Through increasing their knowledge of CEV and sustaining collaborative efforts with community partners and outside resources, law enforcement can deliver a coordinated response to provide services to children and families exposed to violence and traumatic events.

How IACP Can Help

With the support of the Office of Juvenile Justice and Delinquency Prevention (OJJDP), Office of Justice Programs, U.S. Department of Justice, and in partnership with the Yale Child Study Center, IACP is dedicated to increasing the understanding of CEV among law enforcement leaders and equipping law enforcement professionals in their vital roles helping children and families through identification and trauma-informed response to violent events. The IACP and Yale Child Study Center will provide tools and resources deemed as best practices in the field to law enforcement.

For more information on best practices from the field and what IACP is doing to provide your agency with tools to combat CEV, visit our Enhancing Law Enforcement Response page Resource Library, Program Directory, and  CEV Training and Technical Assistance page.

Questions? Email us at cev@theiacp.org or call 1-800-THE-IACP x 802.

i Finkelhor, D., Turner, H., Ormrod, R., Hamby, S., and Kracke, K. 2009. Children’s Exposure to Violence: A Comprehensive National Survey. Bulletin.
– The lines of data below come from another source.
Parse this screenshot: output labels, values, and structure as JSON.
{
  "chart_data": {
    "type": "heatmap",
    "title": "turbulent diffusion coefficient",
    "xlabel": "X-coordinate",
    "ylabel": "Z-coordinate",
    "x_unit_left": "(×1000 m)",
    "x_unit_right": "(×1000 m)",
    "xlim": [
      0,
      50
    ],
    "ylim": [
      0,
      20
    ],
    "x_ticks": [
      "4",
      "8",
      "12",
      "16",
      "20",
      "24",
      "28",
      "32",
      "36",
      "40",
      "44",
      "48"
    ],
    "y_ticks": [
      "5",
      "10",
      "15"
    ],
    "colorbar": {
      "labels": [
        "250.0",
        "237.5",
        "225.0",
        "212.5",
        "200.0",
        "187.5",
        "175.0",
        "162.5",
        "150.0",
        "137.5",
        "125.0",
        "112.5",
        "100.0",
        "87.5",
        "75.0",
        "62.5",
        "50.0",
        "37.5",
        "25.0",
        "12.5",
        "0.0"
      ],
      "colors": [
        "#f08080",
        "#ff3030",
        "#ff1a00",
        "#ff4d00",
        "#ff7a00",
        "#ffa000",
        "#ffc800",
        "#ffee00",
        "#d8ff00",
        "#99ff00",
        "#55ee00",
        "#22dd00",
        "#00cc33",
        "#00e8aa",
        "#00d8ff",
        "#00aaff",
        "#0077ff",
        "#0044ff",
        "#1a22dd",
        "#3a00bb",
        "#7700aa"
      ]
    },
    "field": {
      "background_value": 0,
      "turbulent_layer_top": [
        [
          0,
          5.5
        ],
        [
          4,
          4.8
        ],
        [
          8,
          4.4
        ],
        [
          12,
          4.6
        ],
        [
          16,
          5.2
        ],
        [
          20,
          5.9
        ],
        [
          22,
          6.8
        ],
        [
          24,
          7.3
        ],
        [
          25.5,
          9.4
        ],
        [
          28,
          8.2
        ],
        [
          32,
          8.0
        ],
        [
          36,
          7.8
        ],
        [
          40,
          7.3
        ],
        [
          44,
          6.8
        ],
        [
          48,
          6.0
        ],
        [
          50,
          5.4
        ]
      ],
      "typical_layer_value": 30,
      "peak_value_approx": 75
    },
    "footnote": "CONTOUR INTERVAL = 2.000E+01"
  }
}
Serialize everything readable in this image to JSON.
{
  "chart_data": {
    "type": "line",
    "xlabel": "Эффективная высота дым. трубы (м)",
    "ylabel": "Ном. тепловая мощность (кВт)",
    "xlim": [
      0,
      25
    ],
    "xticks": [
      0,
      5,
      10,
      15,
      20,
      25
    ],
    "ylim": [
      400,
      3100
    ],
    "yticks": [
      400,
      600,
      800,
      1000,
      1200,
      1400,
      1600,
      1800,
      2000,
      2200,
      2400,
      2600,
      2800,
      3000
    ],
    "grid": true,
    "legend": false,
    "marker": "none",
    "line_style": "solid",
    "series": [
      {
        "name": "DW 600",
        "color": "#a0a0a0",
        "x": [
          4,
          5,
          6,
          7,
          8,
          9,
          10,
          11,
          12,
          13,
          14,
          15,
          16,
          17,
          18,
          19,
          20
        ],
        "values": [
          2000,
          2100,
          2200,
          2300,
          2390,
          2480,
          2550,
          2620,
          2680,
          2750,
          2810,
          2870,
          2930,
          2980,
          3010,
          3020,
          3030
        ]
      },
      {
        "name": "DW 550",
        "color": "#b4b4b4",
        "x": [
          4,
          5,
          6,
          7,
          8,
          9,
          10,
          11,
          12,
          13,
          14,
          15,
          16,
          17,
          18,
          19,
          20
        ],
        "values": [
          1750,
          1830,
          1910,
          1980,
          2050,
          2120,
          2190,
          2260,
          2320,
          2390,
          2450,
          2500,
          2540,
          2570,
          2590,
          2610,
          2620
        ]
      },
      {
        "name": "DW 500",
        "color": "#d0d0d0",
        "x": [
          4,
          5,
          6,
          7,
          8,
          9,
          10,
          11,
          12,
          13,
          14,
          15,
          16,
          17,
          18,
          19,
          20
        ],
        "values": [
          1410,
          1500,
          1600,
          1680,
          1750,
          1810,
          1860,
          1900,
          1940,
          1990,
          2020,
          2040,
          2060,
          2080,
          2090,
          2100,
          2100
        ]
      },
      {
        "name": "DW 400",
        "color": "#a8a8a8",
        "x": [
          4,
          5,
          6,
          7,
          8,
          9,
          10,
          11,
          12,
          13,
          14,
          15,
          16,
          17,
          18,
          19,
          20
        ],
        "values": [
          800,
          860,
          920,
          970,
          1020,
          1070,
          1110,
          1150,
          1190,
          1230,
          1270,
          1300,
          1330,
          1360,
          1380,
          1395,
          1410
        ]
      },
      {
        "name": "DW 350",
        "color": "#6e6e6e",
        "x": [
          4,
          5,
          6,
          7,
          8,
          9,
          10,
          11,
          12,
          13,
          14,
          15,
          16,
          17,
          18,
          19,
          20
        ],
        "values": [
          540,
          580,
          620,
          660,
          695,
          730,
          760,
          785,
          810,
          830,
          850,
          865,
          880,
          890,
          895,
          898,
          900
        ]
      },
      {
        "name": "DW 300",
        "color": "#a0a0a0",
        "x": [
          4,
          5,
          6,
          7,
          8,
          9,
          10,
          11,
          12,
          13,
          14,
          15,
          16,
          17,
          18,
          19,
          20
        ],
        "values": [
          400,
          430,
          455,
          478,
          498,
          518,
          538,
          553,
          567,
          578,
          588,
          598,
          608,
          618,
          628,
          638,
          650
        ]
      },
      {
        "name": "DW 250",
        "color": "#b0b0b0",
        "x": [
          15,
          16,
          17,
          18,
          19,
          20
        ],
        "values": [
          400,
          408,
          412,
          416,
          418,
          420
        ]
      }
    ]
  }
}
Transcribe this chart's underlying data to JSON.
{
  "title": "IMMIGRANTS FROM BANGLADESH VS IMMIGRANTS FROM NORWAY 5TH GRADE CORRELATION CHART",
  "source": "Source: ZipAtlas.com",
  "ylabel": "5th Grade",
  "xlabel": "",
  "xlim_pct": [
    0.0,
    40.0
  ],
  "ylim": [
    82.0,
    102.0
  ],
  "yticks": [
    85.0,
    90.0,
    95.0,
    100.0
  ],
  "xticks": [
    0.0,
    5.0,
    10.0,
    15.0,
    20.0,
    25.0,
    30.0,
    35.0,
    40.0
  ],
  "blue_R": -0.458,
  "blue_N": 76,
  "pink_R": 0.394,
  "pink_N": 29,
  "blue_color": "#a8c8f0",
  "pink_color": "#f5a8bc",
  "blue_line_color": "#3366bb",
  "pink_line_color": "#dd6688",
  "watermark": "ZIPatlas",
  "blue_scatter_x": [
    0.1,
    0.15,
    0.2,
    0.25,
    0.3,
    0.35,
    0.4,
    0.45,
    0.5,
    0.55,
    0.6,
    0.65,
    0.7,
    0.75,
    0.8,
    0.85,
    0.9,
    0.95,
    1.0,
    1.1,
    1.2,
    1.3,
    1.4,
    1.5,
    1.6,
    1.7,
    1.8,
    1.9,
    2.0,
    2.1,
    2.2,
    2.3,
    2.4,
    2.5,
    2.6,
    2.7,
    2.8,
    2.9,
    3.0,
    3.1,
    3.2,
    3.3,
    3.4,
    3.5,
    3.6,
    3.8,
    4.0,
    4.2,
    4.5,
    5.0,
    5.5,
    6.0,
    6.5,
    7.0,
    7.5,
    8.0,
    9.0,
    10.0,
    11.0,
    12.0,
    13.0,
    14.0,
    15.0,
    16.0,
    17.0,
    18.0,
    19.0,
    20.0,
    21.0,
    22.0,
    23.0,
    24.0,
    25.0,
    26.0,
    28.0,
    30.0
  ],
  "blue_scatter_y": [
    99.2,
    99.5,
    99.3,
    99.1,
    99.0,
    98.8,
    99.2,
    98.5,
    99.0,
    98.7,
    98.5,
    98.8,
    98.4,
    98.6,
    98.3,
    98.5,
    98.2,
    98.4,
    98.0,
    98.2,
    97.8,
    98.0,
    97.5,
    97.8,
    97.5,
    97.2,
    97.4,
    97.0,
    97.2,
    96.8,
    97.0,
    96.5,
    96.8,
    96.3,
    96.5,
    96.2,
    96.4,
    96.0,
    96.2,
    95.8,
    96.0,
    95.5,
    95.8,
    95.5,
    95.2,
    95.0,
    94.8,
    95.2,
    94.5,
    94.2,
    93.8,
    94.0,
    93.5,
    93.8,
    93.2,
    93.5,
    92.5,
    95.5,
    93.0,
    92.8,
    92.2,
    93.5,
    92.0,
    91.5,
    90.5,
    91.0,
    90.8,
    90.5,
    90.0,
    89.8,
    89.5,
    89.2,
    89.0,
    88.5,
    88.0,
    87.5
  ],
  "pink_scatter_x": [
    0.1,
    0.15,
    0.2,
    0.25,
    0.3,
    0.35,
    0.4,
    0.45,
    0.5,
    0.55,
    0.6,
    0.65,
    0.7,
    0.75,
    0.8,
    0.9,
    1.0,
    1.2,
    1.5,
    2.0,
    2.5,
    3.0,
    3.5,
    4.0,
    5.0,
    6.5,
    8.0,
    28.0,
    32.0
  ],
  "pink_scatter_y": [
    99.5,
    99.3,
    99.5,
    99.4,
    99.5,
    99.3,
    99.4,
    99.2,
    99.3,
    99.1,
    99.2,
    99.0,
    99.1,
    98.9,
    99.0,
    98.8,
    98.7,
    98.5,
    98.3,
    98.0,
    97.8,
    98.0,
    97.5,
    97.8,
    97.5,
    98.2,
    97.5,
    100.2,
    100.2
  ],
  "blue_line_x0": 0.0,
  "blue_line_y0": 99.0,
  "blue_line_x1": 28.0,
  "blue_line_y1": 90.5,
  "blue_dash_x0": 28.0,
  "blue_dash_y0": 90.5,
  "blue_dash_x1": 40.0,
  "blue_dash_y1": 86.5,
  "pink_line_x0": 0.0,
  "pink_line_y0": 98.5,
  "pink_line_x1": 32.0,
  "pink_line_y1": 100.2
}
Washington, DC: U.S. Department of Justice, Office of Justice Programs, Office of Juvenile Justice and Delinquency Prevention.

ii Berson, S., Jolene, H. and Pearsall, B. 2012. Preventing Children’s Exposure to Violence: The Defending Childhood Initiative.

iii C.S. Widom, The Cycle of Violence, Research in Brief, Washington, D.C.: U.S. Department of Justice, National Institute of Justice, October 1992, NCJ 136607.

iv The National Child Traumatic Stress Network in association with the National Center for Children Exposed to Violence. 2006. COPS, KIDS & DOMESTIC VIOLENCE Protecting Our Future Law Enforcement Training.

v Finkelhor, D., Ormrod, R., Turner, H. A., & Hamby, S. L. (2011). School, police, and medical authority involvement with children who have experienced victimization. Archives of Pediatrics and Adolescent Medicine, 165(1), 9-15.

vi The National Child Traumatic Stress Network in association with the National Center for Children Exposed to Violence. 2006. COPS, KIDS & DOMESTIC VIOLENCE Protecting Our Future Law Enforcement Training.